Und doch ist die Ausgangslage auch für das Regierungslager nicht vollkommen hoffnungslos: Tatsächlich hatte die scheidende Vizepräsidentin Cristina Kirchner schon vor ein paar Monaten in einem Interview die jetzige Aufteilung in drei politische Lager für möglich gehalten und das Regierungslager angefeuert, die Stichwahl zu erreichen, um überhaupt eine Chance zu haben. Es gehe im ersten Wahlgang daher vor allem darum, ein dafür notwendiges Minimum an Wähler*innen zu mobilisieren, mit einer klaren und positiven Botschaft. Das dürfte tatsächlich jetzt die Mammutaufgabe für das Regierungslager sein. Spät, aber doch noch am Wahlabend formulierte der Präsidentschaftskandidat des Regierungslagers und jetzige Wirtschaftsminister Massa denn erstmalig in aller Deutlichkeit an das eigene Wähler*innenpotential, was jetzt für die Argentinier*innen auf dem Spiel stehe: Eine unbegrenzte Öffnung der Importe versus eine Verteidigung der nationalen Industrie, gebührenpflichtige Privat-Unis versus freie und kostenlose Universitäten, eine Rückkehr zur privaten Altersvorsorge oder weiterhin kostenlose Medikamente und Rentenerhöhungen, ein Arbeitsmarkt mit weniger oder mehr Rechten. Ob diese Zuspitzung das notwendige Minimum an Stimmen für einen Einzug des Peronismus in die Stichwahl mobilisieren kann, wird auch davon abhängen, ob sich das Regierungslager tatsächlich einig und zugleich offen für ein breiteres Bündnis in die Gesellschaft hinein zeigen kann. Dafür standen die Aussichten bislang nicht sonderlich gut.

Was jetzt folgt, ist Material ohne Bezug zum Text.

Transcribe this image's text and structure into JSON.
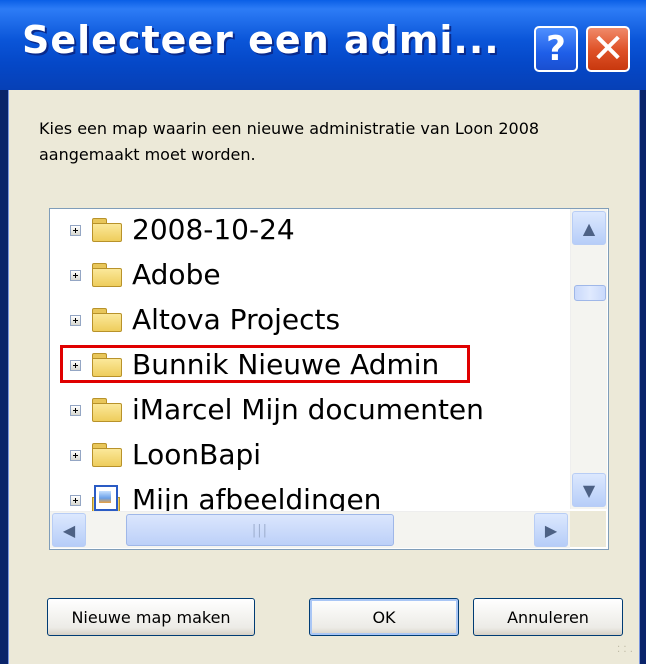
{
  "window": {
    "title": "Selecteer een admi...",
    "help_glyph": "?",
    "close_glyph": "✕"
  },
  "description": "Kies een map waarin een nieuwe administratie van Loon 2008 aangemaakt moet worden.",
  "folders": [
    {
      "label": "2008-10-24",
      "icon": "folder-icon"
    },
    {
      "label": "Adobe",
      "icon": "folder-icon"
    },
    {
      "label": "Altova Projects",
      "icon": "folder-icon"
    },
    {
      "label": "Bunnik Nieuwe Admin",
      "icon": "folder-icon",
      "highlighted": true
    },
    {
      "label": "iMarcel Mijn documenten",
      "icon": "folder-icon"
    },
    {
      "label": "LoonBapi",
      "icon": "folder-icon"
    },
    {
      "label": "Mijn afbeeldingen",
      "icon": "pictures-folder-icon"
    }
  ],
  "scrollbar": {
    "up": "▲",
    "down": "▼",
    "left": "◀",
    "right": "▶",
    "grip": "|||"
  },
  "buttons": {
    "new_folder": "Nieuwe map maken",
    "ok": "OK",
    "cancel": "Annuleren"
  },
  "colors": {
    "titlebar": "#0548c8",
    "highlight_border": "#e00000",
    "dialog_bg": "#ece9d8"
  }
}
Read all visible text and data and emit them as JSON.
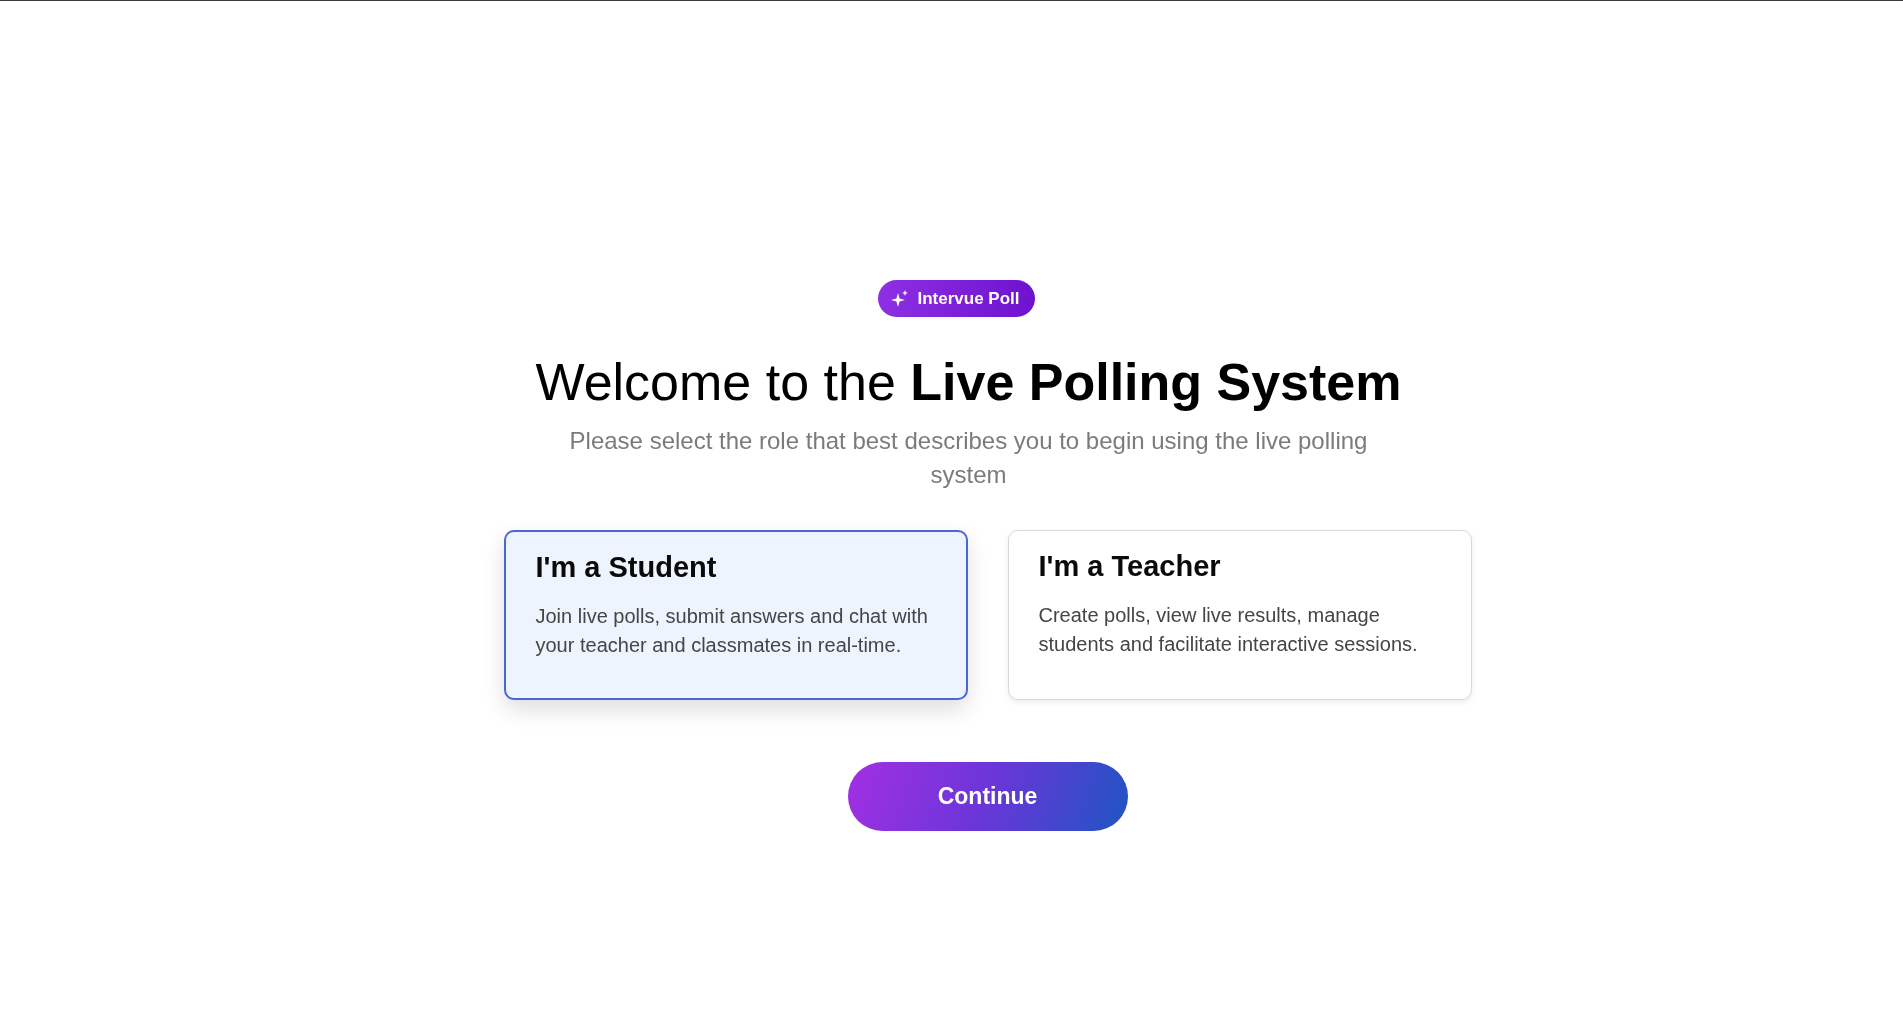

Das Eindringen radikaler Kräfte scheint unaufhaltbar
Was wohl in allen Szenarien künftiger Regierungskonstellationen auf der Strecke bleiben wird, ist eine kohärente Strategie und ein Einstieg in eine sozial-ökologische Transformation. Zu kritisch bleibt die Situation um die Rückzahlung der Kredite und die Reduzierung des Haushaltsdefizits, um auf die Devisen aus Agrar-, Bergbau- sowie Gas- und Erdölproduktion und -exporten verzichten zu können. Eher steht zu erwarten, dass jede mögliche Regierung, ob nun in privatisierter Träger- und Eigentümerschaft oder unter stärkerer staatlicher Intervention, diese Sektoren massiv und ohne Rücksicht auf soziale und ökologische Folgen ausbauen und fördern wird. Zwei der drei zukünftigen Regierungsoptionen haben auch schon angekündigt, mögliche Proteste in diesem und anderen Zusammenhängen, wie zuletzt in Jujuy gegen die Lithium-Bergbau-Vorhaben und Verfassungsänderung, mit aller Härte niederzuschlagen. So bleibt nur die Hoffnung, dass sich die rechtsstaatlichen und demokratischen Institutionen Argentiniens resilient zeigen gegen die Auswirkungen eines unaufhaltbaren Eindringens radikaler Kräfte auf die politische Bühne, die sich schon jetzt ohne eine Beteiligung an Regierungsverantwortung zeigen.